Relations and Orders glossary
Clear, one-line definitions of the Relations and Orders terms used across the OgbonLab textbooks. Each entry links to the interactive sections where the idea is taught.
17 terms
- antisymmetric
- A relation R where aRb and bRa together imply a = b; partial orders are antisymmetric.
- composition of relations
- For R ⊆ A × B and S ⊆ B × C: S ∘ R = {(a, c) : ∃b, (a, b) ∈ R and (b, c) ∈ S}.
- domain of a relation
- For R ⊆ A × B: dom(R) = {a ∈ A : ∃b, (a, b) ∈ R}; the set of first coordinates.
- equivalence class
- For an equivalence relation R: [a] = {x : aRx}; the set of all elements R-related to a.
- equivalence relation
- A reflexive, symmetric, and transitive relation; it partitions its underlying set into equivalence classes.
- See: Equivalence Relations
- hasse diagram
- A graphical representation of a finite poset showing only the cover relations (no transitive edges drawn).
- inequality
- A statement comparing two expressions with <, ≤, >, or ≥ instead of equality.
- interval
- A connected subset of the real line, such as [a, b], (a, b), or [a, ∞).
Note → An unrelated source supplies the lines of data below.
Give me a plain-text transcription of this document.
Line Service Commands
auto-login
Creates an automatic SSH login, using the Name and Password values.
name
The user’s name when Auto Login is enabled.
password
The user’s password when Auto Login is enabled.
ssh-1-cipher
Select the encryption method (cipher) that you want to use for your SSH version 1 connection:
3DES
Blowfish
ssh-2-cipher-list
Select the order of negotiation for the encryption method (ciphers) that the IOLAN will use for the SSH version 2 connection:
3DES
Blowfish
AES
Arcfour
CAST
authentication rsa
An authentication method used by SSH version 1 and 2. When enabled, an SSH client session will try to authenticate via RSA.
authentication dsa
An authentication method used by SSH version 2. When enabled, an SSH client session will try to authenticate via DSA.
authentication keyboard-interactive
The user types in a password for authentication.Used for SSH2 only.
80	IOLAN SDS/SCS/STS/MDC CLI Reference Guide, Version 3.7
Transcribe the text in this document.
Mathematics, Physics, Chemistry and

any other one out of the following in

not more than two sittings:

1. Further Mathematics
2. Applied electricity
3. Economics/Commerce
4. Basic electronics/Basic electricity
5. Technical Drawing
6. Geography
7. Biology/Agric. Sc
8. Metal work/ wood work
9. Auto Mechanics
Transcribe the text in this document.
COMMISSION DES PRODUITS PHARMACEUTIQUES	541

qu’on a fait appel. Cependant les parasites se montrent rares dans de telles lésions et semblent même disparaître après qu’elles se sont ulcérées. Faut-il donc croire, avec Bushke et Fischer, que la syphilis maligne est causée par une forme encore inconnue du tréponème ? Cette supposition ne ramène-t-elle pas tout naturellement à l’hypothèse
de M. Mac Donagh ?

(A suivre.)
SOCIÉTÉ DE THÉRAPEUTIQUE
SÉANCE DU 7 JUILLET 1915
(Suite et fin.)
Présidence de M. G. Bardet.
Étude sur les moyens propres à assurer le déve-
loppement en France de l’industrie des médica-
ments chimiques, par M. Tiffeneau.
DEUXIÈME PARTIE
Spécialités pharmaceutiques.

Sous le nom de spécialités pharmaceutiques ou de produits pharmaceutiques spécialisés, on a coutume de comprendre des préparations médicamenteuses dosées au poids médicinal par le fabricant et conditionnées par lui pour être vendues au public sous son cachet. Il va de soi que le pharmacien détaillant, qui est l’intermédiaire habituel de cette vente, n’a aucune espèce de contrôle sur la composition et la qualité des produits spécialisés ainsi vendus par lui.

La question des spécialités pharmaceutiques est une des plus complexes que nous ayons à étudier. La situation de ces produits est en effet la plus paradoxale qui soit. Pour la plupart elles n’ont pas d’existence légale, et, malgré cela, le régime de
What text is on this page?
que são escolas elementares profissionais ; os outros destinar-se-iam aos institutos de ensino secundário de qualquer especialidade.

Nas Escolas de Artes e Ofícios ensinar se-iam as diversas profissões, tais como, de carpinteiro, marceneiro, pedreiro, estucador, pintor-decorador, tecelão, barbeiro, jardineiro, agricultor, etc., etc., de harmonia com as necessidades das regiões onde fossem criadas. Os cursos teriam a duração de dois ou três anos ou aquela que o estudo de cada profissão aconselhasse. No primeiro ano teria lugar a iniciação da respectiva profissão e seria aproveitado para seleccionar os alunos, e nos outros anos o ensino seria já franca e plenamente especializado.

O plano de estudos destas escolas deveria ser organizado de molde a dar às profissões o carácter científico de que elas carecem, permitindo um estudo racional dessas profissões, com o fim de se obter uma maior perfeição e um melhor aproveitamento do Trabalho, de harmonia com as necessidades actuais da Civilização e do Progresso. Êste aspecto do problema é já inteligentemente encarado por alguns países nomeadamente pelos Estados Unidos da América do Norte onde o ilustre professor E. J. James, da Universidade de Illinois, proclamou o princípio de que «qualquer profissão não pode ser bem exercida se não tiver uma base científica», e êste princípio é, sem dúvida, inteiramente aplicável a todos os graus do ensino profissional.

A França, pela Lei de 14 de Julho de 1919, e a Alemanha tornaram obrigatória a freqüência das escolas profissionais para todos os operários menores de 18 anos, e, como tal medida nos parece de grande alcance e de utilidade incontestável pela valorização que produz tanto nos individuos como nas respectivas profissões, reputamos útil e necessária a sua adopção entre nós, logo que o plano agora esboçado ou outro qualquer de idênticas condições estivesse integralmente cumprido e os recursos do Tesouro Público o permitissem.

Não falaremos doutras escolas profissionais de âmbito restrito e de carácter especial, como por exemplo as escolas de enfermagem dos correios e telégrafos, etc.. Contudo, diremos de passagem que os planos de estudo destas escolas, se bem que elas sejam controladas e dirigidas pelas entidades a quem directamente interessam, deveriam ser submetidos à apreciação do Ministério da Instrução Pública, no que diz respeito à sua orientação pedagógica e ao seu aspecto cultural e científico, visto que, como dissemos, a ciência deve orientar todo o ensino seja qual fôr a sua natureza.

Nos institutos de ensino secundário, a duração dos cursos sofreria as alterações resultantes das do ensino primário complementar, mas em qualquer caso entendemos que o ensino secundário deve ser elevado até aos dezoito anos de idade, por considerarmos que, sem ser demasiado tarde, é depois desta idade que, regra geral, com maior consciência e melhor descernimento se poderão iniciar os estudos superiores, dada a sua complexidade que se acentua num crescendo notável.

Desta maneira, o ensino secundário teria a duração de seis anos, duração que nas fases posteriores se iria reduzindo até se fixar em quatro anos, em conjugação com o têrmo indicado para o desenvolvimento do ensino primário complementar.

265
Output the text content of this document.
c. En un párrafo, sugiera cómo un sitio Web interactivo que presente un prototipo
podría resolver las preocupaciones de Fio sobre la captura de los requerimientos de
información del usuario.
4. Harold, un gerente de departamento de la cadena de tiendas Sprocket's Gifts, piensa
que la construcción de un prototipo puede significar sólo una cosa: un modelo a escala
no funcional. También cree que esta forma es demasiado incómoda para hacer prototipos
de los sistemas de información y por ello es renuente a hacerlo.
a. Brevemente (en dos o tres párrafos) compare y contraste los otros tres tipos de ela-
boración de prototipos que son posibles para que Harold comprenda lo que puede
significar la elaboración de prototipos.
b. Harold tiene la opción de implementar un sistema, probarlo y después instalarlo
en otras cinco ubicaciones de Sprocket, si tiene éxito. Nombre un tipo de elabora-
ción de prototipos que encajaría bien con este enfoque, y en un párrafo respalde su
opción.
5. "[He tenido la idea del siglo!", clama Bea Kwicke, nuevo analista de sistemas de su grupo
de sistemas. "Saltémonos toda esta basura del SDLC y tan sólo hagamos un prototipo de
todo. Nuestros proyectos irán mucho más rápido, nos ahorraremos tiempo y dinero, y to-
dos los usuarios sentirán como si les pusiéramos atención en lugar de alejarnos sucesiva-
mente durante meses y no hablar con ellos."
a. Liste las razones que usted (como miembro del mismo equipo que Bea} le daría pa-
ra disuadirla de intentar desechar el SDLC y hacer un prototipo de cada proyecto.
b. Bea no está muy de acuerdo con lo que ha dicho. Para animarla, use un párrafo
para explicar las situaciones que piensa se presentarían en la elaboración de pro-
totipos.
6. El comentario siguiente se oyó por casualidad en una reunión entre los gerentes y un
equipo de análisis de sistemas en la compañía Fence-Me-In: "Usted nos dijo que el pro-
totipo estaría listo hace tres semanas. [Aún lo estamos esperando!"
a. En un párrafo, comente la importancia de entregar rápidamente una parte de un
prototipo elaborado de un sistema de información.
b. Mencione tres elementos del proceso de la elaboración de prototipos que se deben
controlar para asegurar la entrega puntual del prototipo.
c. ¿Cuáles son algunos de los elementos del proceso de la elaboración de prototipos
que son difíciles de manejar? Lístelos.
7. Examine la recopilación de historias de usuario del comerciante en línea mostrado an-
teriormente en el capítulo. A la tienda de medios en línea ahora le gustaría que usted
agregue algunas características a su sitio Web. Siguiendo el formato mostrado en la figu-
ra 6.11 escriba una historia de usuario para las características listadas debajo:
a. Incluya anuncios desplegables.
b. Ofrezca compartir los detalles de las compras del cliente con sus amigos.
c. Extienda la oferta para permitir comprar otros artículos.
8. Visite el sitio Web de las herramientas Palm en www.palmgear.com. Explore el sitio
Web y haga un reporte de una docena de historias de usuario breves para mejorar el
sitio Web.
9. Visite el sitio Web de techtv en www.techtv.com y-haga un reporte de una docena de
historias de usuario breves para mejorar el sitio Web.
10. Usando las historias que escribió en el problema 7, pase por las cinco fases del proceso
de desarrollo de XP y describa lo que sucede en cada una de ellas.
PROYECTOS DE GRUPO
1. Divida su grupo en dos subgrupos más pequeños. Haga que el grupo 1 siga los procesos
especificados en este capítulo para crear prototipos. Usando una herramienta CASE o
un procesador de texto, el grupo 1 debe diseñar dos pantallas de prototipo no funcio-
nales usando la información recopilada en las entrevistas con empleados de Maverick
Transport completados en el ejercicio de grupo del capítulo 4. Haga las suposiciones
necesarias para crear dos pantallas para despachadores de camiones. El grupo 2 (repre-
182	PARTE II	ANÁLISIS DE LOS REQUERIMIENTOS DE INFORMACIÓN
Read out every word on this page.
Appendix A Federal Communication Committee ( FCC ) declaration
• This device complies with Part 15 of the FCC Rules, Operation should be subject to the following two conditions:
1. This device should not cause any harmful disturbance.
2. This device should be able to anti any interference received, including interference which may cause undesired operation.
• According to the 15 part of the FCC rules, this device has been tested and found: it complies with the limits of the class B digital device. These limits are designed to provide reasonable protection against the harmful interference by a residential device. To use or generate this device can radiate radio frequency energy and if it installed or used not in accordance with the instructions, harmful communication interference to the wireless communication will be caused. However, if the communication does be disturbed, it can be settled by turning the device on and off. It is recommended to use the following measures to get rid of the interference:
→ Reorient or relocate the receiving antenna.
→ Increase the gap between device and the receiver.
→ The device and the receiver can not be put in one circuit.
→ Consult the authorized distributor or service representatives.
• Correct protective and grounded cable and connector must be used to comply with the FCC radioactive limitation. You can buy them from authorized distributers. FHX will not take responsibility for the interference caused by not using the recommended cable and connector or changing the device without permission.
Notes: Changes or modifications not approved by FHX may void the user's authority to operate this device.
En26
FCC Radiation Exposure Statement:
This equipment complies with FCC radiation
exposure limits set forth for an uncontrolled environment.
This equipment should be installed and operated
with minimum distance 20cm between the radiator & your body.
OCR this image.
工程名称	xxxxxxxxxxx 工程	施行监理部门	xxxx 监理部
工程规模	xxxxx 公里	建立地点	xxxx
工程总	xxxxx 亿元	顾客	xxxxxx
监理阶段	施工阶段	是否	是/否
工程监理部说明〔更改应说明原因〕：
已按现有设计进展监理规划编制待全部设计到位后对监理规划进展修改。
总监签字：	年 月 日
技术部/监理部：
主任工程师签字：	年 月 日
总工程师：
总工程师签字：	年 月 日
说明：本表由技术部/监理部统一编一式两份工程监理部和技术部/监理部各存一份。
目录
- See: Stacking, RMS, and interval velocities, Prediction intervals vs confidence intervals
- inverse relation
- R⁻¹ = {(b, a) : (a, b) ∈ R}; swap each ordered pair.
- partial order
- A reflexive, antisymmetric, and transitive relation; not every pair need be comparable.
- range of a relation
- For R ⊆ A × B: ran(R) = {b ∈ B : ∃a, (a, b) ∈ R}; the set of second coordinates.
- reflexive
- A relation R is reflexive when aRa holds for every a in the underlying set.
- relation
- A subset of A × B (or A × A); specifies which ordered pairs are 'related.'
- See: Relations, Ordering Relations
- symmetric
- A relation R where aRb implies bRa.
- total order
- A partial order in which every pair of elements is comparable: aRb or bRa for all a, b.
- transitive
- A relation R where aRb and bRc together imply aRc.
- transitive closure
- The smallest transitive relation containing R; add (a, c) whenever a chain a → b → ... → c exists in R.